Motifs are recurring structures, contrasts, and literary devices that can help to develop and inform the text’s major themes.
Many of the novel’s harshest critiques of nationalism are reserved for the character of Kantorek, the teacher whose impassioned speeches convinced Paul and his friends to join the army at the onset of the war. Kantorek uses an idealistic, patriotic, and poetic rhetoric to convey the concepts of national loyalty and glory. In his letter to the young men, for instance, he calls them “Iron Youth,” implying that they are hard, strong, and resilient, a description that fails to consider the horror of the war, which traps the men in a constant state of panic and despair. As Kantorek and his speeches are recalled throughout the novel, Paul and his friends become increasingly disgusted by them; their experience of war has made them increasingly cynical about patriotism and nationalism. Even at the start of the novel, they blame Kantorek for Joseph Behm’s untimely death, claiming that the teacher failed to understand that no lofty ideal can possibly offer physical or emotional protection or comfort in the heat of battle.
The novel’s main weapon against patriotic idealism is simply its unrelenting portrayal of the carnage and gore that the war occasions. Every battle scene (roughly every other chapter) features brutal violence and bloody descriptions of death and injury. Hospital scenes portray men with grisly wounds that go untreated because of insufficient medical supplies. Paul carries the wounded Kat on his back to safety, only to discover that Kat’s head was hit by a piece of shrapnel while Paul was carrying him. As part of the overall exploration of disconnection from one’s feelings, death is treated with impersonal efficiency: the cook wonders whether regulations permit him to give the surviving soldiers the dead men’s rations; when Kemmerich dies, he is hauled away with the tears still wet on his face so that another soldier can have his bed. Amid this horrific violence and numbness, the overblown phrases of nationalistic rhetoric quickly lose their persuasive power and take on a loathsome quality of hypocrisy and ignorance.
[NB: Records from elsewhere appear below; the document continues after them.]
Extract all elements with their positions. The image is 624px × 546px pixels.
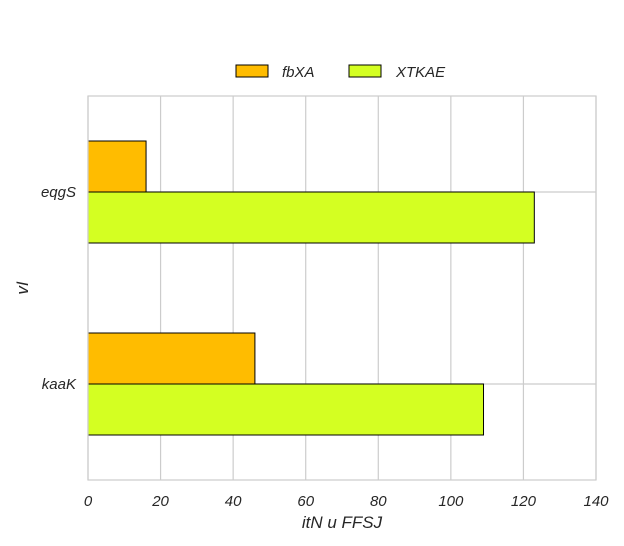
bar-fbXA-kaaK — [87, 332, 256, 385]
legend-swatch-XTKAE — [348, 64, 382, 78]
bar-fbXA-eqgS — [87, 140, 147, 193]
x-axis-title: itN u FFSJ — [302, 513, 383, 532]
legend-swatch-fbXA — [235, 64, 269, 78]
x-tick-labels: 0 20 40 60 80 100 120 140 — [84, 493, 609, 510]
legend-label-XTKAE: XTKAE — [395, 64, 446, 81]
y-category-label: kaaK — [42, 376, 77, 393]
legend-label-fbXA: fbXA — [282, 64, 315, 81]
x-tick-label: 60 — [297, 493, 314, 510]
y-category-labels: eqgS kaaK — [41, 184, 77, 393]
plot-frame — [87, 95, 597, 481]
x-tick-label: 120 — [511, 493, 537, 510]
y-category-label: eqgS — [41, 184, 76, 201]
x-tick-label: 20 — [151, 493, 169, 510]
x-tick-label: 0 — [84, 493, 93, 510]
x-tick-label: 140 — [583, 493, 609, 510]
bar-XTKAE-eqgS — [87, 191, 535, 244]
bars — [87, 140, 535, 436]
x-tick-label: 100 — [438, 493, 464, 510]
y-axis-title: vI — [13, 281, 32, 295]
x-tick-label: 80 — [370, 493, 387, 510]
bar-XTKAE-kaaK — [87, 383, 485, 436]
x-tick-label: 40 — [225, 493, 242, 510]
legend: fbXA XTKAE — [235, 64, 446, 81]
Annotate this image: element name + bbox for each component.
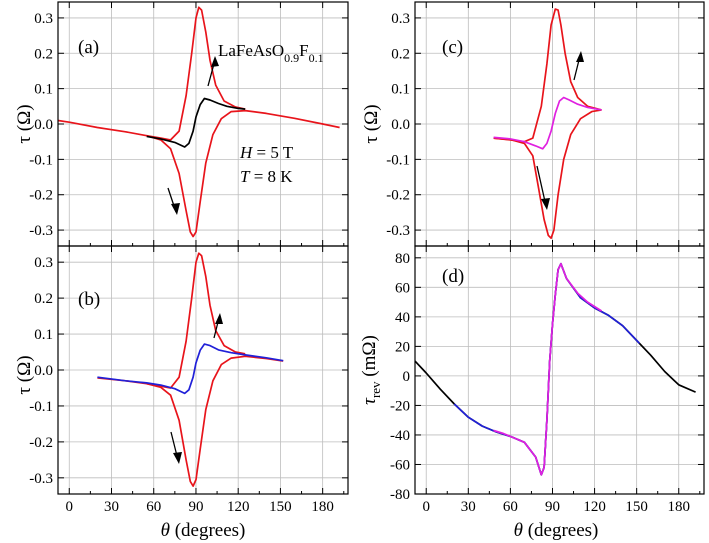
x-tick-label: 60 [503, 499, 518, 515]
series-line-magenta-2 [493, 262, 603, 476]
y-tick-label: 0.0 [391, 117, 410, 133]
y-tick-label: -40 [390, 428, 410, 444]
arrow-up-a [207, 56, 219, 87]
series-line-red-0 [493, 109, 602, 240]
x-tick-label: 180 [667, 499, 690, 515]
y-tick-label: -0.2 [386, 188, 410, 204]
y-tick-label: 60 [395, 280, 410, 296]
panel-label-d: (d) [442, 266, 464, 287]
arrow-up-c [573, 51, 584, 81]
x-axis-label-b: θ (degrees) [161, 520, 246, 541]
y-tick-label: 0.0 [34, 117, 53, 133]
arrow-down-b [170, 431, 182, 464]
x-tick-label: 180 [311, 499, 334, 515]
y-tick-label: 0.2 [34, 291, 53, 307]
panel-d-frame [414, 245, 705, 495]
y-tick-label: -0.3 [29, 223, 53, 239]
y-tick-label: 0.1 [34, 327, 53, 343]
x-tick-label: 90 [188, 499, 203, 515]
y-tick-label: -20 [390, 398, 410, 414]
y-tick-label: 0.1 [391, 82, 410, 98]
x-tick-label: 120 [583, 499, 606, 515]
arrow-down-c [536, 165, 550, 210]
x-tick-label: 150 [625, 499, 648, 515]
y-tick-label: 0 [403, 369, 411, 385]
panel-b: 0 30 60 90 120 150 180 0.3 0.2 0.1 0.0 -0.1 -0.2 -0.3… [14, 245, 349, 541]
y-tick-label: 0.3 [391, 11, 410, 27]
series-line-red-1 [493, 8, 602, 143]
series-line-red-1 [146, 6, 246, 141]
series-line-red-1 [146, 252, 246, 389]
y-tick-label: 0.3 [34, 11, 53, 27]
y-tick-label: 0.2 [34, 46, 53, 62]
y-axis-label-c: τ (Ω) [361, 104, 382, 143]
series-line-red-0 [57, 109, 340, 238]
x-tick-label: 0 [66, 499, 74, 515]
panel-label-c: (c) [442, 37, 463, 58]
y-axis-label-b: τ (Ω) [14, 355, 35, 394]
panel-a: 0.3 0.2 0.1 0.0 -0.1 -0.2 -0.3 (a) τ (Ω) LaFeA… [14, 1, 349, 247]
y-tick-label: -0.1 [29, 399, 53, 415]
series-line-black-2 [146, 97, 246, 148]
x-tick-label: 0 [422, 499, 430, 515]
y-axis-label-a: τ (Ω) [14, 104, 35, 143]
y-tick-label: -0.1 [29, 152, 53, 168]
series-line-magenta-2 [493, 96, 602, 150]
x-tick-label: 150 [269, 499, 292, 515]
series-line-blue-2 [97, 343, 284, 395]
y-tick-label: -0.2 [29, 435, 53, 451]
y-tick-label: 0.1 [34, 82, 53, 98]
series-line-red-0 [97, 355, 284, 487]
panel-label-a: (a) [78, 37, 99, 58]
y-tick-label: -60 [390, 457, 410, 473]
y-tick-label: 20 [395, 339, 410, 355]
panel-c: 0.3 0.2 0.1 0.0 -0.1 -0.2 -0.3 (c) τ (Ω) [361, 1, 705, 247]
y-tick-label: 80 [395, 251, 410, 267]
y-tick-label: 0.3 [34, 255, 53, 271]
x-tick-label: 90 [545, 499, 560, 515]
y-tick-label: -0.2 [29, 188, 53, 204]
arrow-up-b [213, 313, 223, 339]
field-annotation: H = 5 T [239, 143, 294, 162]
x-axis-label-d: θ (degrees) [514, 520, 599, 541]
x-tick-label: 120 [227, 499, 250, 515]
series-line-blue-1 [453, 262, 641, 476]
x-tick-label: 30 [461, 499, 476, 515]
y-tick-label: -0.1 [386, 152, 410, 168]
y-tick-label: 40 [395, 310, 410, 326]
y-tick-label: -80 [390, 487, 410, 503]
y-tick-label: 0.2 [391, 46, 410, 62]
temperature-annotation: T = 8 K [240, 167, 293, 186]
x-tick-label: 30 [104, 499, 119, 515]
y-tick-label: -0.3 [386, 223, 410, 239]
y-tick-label: 0.0 [34, 363, 53, 379]
x-tick-label: 60 [146, 499, 161, 515]
panel-d: 0 30 60 90 120 150 180 80 60 40 20 0 -20 -40 -60 -80 (d… [359, 245, 705, 541]
y-axis-label-d: τrev (mΩ) [359, 335, 383, 405]
arrow-down-a [167, 187, 180, 215]
sample-annotation: LaFeAsO0.9F0.1 [218, 41, 324, 65]
y-tick-label: -0.3 [29, 471, 53, 487]
panel-label-b: (b) [78, 289, 100, 310]
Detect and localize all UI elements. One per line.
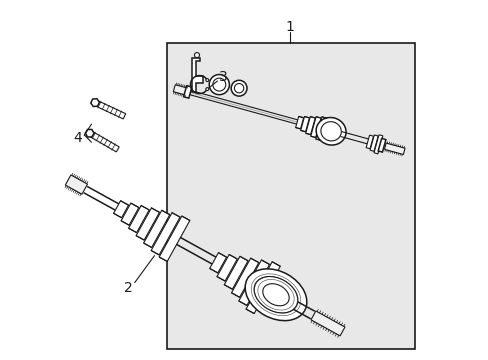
Ellipse shape <box>262 284 288 306</box>
Text: 1: 1 <box>285 20 293 34</box>
Polygon shape <box>136 208 159 240</box>
Polygon shape <box>209 253 226 273</box>
Polygon shape <box>151 213 180 255</box>
Polygon shape <box>88 131 119 152</box>
Polygon shape <box>238 260 269 305</box>
Ellipse shape <box>316 117 346 145</box>
Text: 4: 4 <box>74 131 82 144</box>
Polygon shape <box>217 255 237 281</box>
Text: 3: 3 <box>218 71 227 84</box>
Polygon shape <box>310 311 344 336</box>
Ellipse shape <box>244 269 306 321</box>
Polygon shape <box>113 201 128 218</box>
Polygon shape <box>192 58 203 92</box>
Polygon shape <box>315 117 326 140</box>
Polygon shape <box>128 206 149 233</box>
Polygon shape <box>183 86 191 98</box>
Polygon shape <box>85 130 94 137</box>
Circle shape <box>205 79 208 82</box>
Text: 2: 2 <box>124 281 133 295</box>
Circle shape <box>194 53 199 58</box>
Polygon shape <box>373 135 382 154</box>
Polygon shape <box>366 135 373 149</box>
Circle shape <box>205 88 208 91</box>
Polygon shape <box>245 262 280 314</box>
Polygon shape <box>121 203 139 225</box>
Polygon shape <box>65 175 87 194</box>
Polygon shape <box>231 258 258 297</box>
Ellipse shape <box>320 122 341 141</box>
Circle shape <box>209 75 229 95</box>
Polygon shape <box>310 117 320 138</box>
Polygon shape <box>369 135 377 151</box>
Polygon shape <box>143 210 169 248</box>
Polygon shape <box>159 216 189 261</box>
Circle shape <box>234 84 244 93</box>
Polygon shape <box>300 117 309 132</box>
Polygon shape <box>224 256 247 289</box>
Polygon shape <box>91 99 99 107</box>
Polygon shape <box>384 143 404 154</box>
Ellipse shape <box>254 276 297 313</box>
Polygon shape <box>377 139 385 152</box>
Circle shape <box>212 78 225 91</box>
Bar <box>167 43 415 349</box>
Polygon shape <box>173 85 188 95</box>
Polygon shape <box>94 100 125 119</box>
Circle shape <box>231 80 246 96</box>
Polygon shape <box>295 116 303 129</box>
Polygon shape <box>305 117 315 135</box>
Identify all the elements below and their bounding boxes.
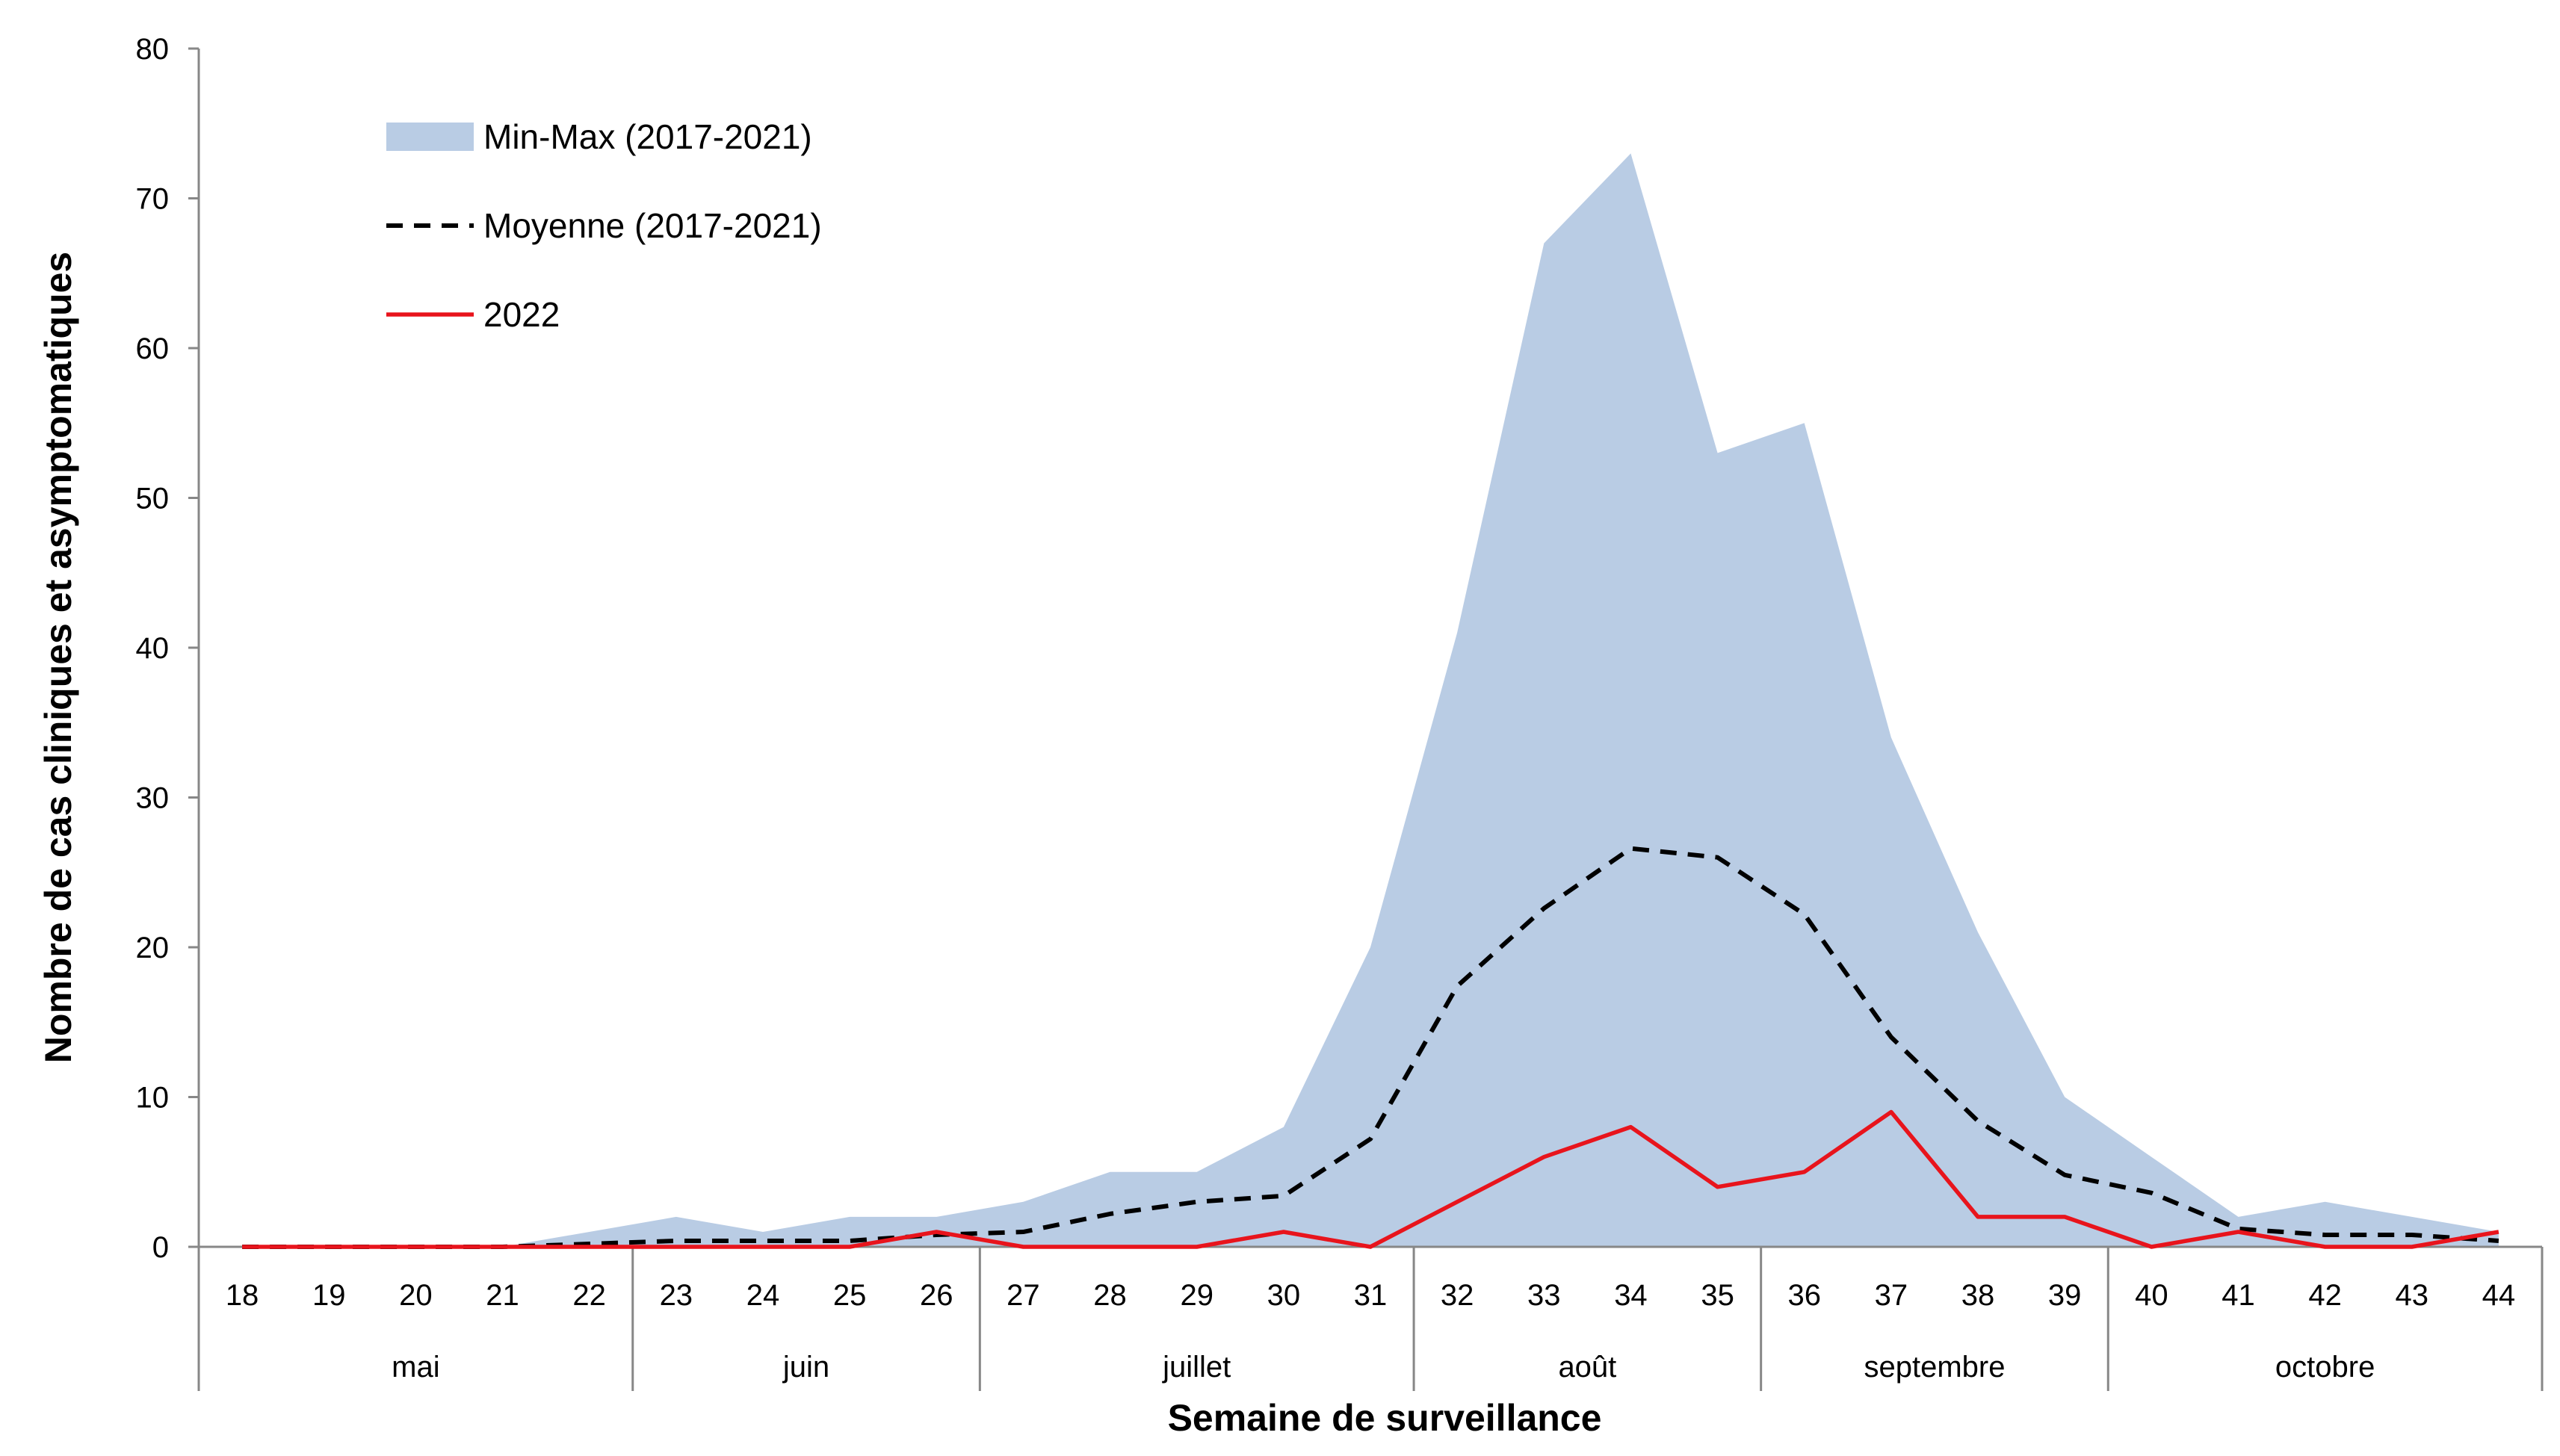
month-label: août — [1558, 1351, 1616, 1384]
labels-layer: 0 10 20 30 40 50 60 70 80 18 19 20 21 22 23 24 25 26 27 28 2… — [37, 33, 2515, 1439]
series-line-moyenne — [242, 846, 2499, 1249]
x-tick-label: 41 — [2222, 1279, 2255, 1312]
x-tick-label: 18 — [226, 1279, 259, 1312]
legend-label: Min-Max (2017-2021) — [483, 117, 812, 156]
x-tick-label: 35 — [1701, 1279, 1734, 1312]
x-tick-label: 39 — [2048, 1279, 2082, 1312]
lines-layer — [242, 846, 2499, 1249]
band-layer — [242, 153, 2499, 1247]
x-tick-label: 19 — [312, 1279, 346, 1312]
x-tick-label: 22 — [572, 1279, 606, 1312]
month-label: septembre — [1864, 1351, 2005, 1384]
legend-label: 2022 — [483, 295, 560, 334]
x-tick-label: 23 — [660, 1279, 693, 1312]
month-label: octobre — [2275, 1351, 2375, 1384]
series-band-min-max — [242, 153, 2499, 1247]
x-tick-label: 42 — [2308, 1279, 2342, 1312]
month-label: juin — [782, 1351, 829, 1384]
x-tick-label: 28 — [1093, 1279, 1127, 1312]
x-tick-label: 29 — [1180, 1279, 1213, 1312]
x-tick-label: 20 — [399, 1279, 433, 1312]
x-tick-label: 44 — [2482, 1279, 2516, 1312]
y-tick-label: 80 — [136, 33, 170, 66]
x-tick-label: 25 — [833, 1279, 867, 1312]
x-tick-label: 43 — [2396, 1279, 2429, 1312]
x-tick-label: 34 — [1614, 1279, 1648, 1312]
x-tick-label: 37 — [1875, 1279, 1908, 1312]
x-tick-label: 21 — [486, 1279, 519, 1312]
month-label: mai — [392, 1351, 439, 1384]
y-tick-label: 0 — [152, 1231, 169, 1264]
x-axis-title: Semaine de surveillance — [1168, 1397, 1602, 1439]
y-tick-label: 30 — [136, 782, 170, 815]
series-line-2022 — [242, 1109, 2499, 1249]
x-tick-label: 24 — [746, 1279, 780, 1312]
x-tick-label: 27 — [1007, 1279, 1040, 1312]
x-tick-label: 38 — [1961, 1279, 1995, 1312]
month-label: juillet — [1162, 1351, 1231, 1384]
y-tick-label: 10 — [136, 1082, 170, 1115]
x-tick-label: 36 — [1787, 1279, 1821, 1312]
x-tick-label: 33 — [1527, 1279, 1561, 1312]
x-tick-label: 32 — [1441, 1279, 1474, 1312]
x-tick-label: 26 — [920, 1279, 953, 1312]
x-tick-label: 31 — [1354, 1279, 1388, 1312]
legend-swatch-band — [386, 123, 474, 151]
legend-label: Moyenne (2017-2021) — [483, 206, 822, 245]
y-tick-label: 50 — [136, 483, 170, 515]
y-tick-label: 70 — [136, 183, 170, 216]
y-tick-label: 60 — [136, 332, 170, 365]
x-tick-label: 40 — [2135, 1279, 2168, 1312]
x-tick-label: 30 — [1267, 1279, 1301, 1312]
y-tick-label: 40 — [136, 632, 170, 665]
y-tick-label: 20 — [136, 932, 170, 964]
legend: Min-Max (2017-2021) Moyenne (2017-2021) 20… — [386, 117, 822, 334]
y-axis-title: Nombre de cas cliniques et asymptomatiqu… — [37, 252, 79, 1063]
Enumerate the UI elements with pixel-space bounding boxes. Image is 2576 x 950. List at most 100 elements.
Remarque indicates throughout the novel that the only way for a soldier to survive battle is to turn off his mind and operate solely on instinct, becoming less like a human being and more like an animal. Paul thinks of himself as a “human animal,” and the other soldiers who survive multiple battles operate in the same way. The experience of battle is quite animalistic in this way, as the soldiers trust their senses over their thoughts and sniff out safety wherever they can find it. This motif of animal instinct contributes to the larger theme that war destroys the humanity of the soldier, stripping away his ability to feel and, in this case, making him act like a beast rather than a man.